There is no such mechanism. Functions either have no argument or
they have one argument. The syntax for one argument allows a
comma-separated list of expressions, which builds a tuple; it is this
tuple value that becomes the *single* argument to the function. When
the function is actually declared with multiple arguments, it expects
a tuple and unpacks this into the respective arguments, just like an
unpacking assignment.
>This brings up the issue of
>ambiguous situations. What if function f takes three arguments, a, b, c,
>and is given two arguments (1, 2) and (3, 4)? Do a and b get 1 and 2
>leaving c with (3, 4), or does a get (1, 2) while b and c get 3 and 4?
>Whichever way it works, what if the user wants to do it the other way?
There is no ambiguity. This is a run-time error (detected in the
called function), similar in nature to the error in assignments like
"a, b = 1, 2, 3".
(This is Daniel:)
> >f(x) as compared with f(1, 2, 3) really does
> >a different thing internally, and it was confusing to me as a
> >new user to discover that these were intended to have the same result.
(my reply:)
> Erm, I don't understand what you mean by "really does a different
> thing internally".
(Daniel again:)
>Well, the user is supposed to not be concerned about whether separate
>arguments are required, and so the two calls are semantically equivalent
>since they result in the same thing, but to do the "same thing" in each
>case, they have to do different things internally.
I still maintain nothing is done differently. Maybe my explanation
above (1-or-1 argumet) explains your confusion?
>Alternatively, the function could be declared f((x, y)). Analogously, the
>assignment above should be done like (x, y) = p. ML and probably
>other languages have this kind of pattern-matching/argument-parsing
>mechanism developed to a fine art.
Isn't Python's mechanism very similar (although probably implemented
totally different), except that extra parentheses don't count? After
all, you can define a function as follows
def f(a, (b, c, d), (e, (f, g))): ...
and call it in either of the following ways:
f(a, (b, c, d), (e, (f, g)))
bcd = b, c, d
fg = f, g
f(a, bcd, (e, fg))
efg = e, fg
f(a, bcd, efg)
abcdefg = a, bcd, efg
f(abcdefg)
(But I admit I don't know even a little bit of ML.)

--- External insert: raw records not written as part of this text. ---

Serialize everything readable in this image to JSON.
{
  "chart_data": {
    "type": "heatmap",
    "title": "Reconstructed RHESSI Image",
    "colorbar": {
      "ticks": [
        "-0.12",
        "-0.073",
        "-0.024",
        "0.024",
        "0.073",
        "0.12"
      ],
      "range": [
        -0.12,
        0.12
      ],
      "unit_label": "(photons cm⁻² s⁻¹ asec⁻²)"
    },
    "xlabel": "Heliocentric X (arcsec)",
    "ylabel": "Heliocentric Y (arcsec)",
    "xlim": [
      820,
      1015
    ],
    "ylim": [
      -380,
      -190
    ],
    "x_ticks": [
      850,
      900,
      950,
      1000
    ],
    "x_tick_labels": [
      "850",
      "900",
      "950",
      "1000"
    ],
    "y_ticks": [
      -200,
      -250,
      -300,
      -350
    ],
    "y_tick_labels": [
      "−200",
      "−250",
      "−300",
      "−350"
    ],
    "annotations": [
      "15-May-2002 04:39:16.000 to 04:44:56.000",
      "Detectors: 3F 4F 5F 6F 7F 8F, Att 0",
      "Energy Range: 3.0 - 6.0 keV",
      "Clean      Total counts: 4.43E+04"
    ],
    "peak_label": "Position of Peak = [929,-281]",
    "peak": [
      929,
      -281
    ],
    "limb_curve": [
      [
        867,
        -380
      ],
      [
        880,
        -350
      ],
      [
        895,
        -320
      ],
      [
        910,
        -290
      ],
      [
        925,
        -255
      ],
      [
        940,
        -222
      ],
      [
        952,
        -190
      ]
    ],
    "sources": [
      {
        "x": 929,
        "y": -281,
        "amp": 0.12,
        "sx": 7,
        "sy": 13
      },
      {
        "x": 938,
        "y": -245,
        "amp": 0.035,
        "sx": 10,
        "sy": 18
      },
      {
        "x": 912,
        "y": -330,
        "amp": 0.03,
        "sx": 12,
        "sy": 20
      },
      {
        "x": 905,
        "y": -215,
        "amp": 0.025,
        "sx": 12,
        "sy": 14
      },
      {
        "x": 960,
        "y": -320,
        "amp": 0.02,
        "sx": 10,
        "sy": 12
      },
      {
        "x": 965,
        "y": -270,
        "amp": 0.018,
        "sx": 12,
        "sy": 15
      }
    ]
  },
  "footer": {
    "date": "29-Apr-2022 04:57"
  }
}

>How about if x is a function object, then x[y] does a function call
>with list [y] as argument. Or if x is a list or table, then x[y] does the
>subscription with index/key y.
I have the feeling that this is something which should be unambigous
at compile time (at least in a computer language -- in natural
languages this kind of things happens all the time). [If you still
disagree I'm willing to go into an argument off-line; I have a feeling
this is different from using '+' for strings and numbers, but it takes
too long to explain why I think that is so.]
--Guido van Rossum, CWI, Amsterdam <guido@cwi.nl>
"I'm sorry, is this a five-minute argument, or the full half-hour?"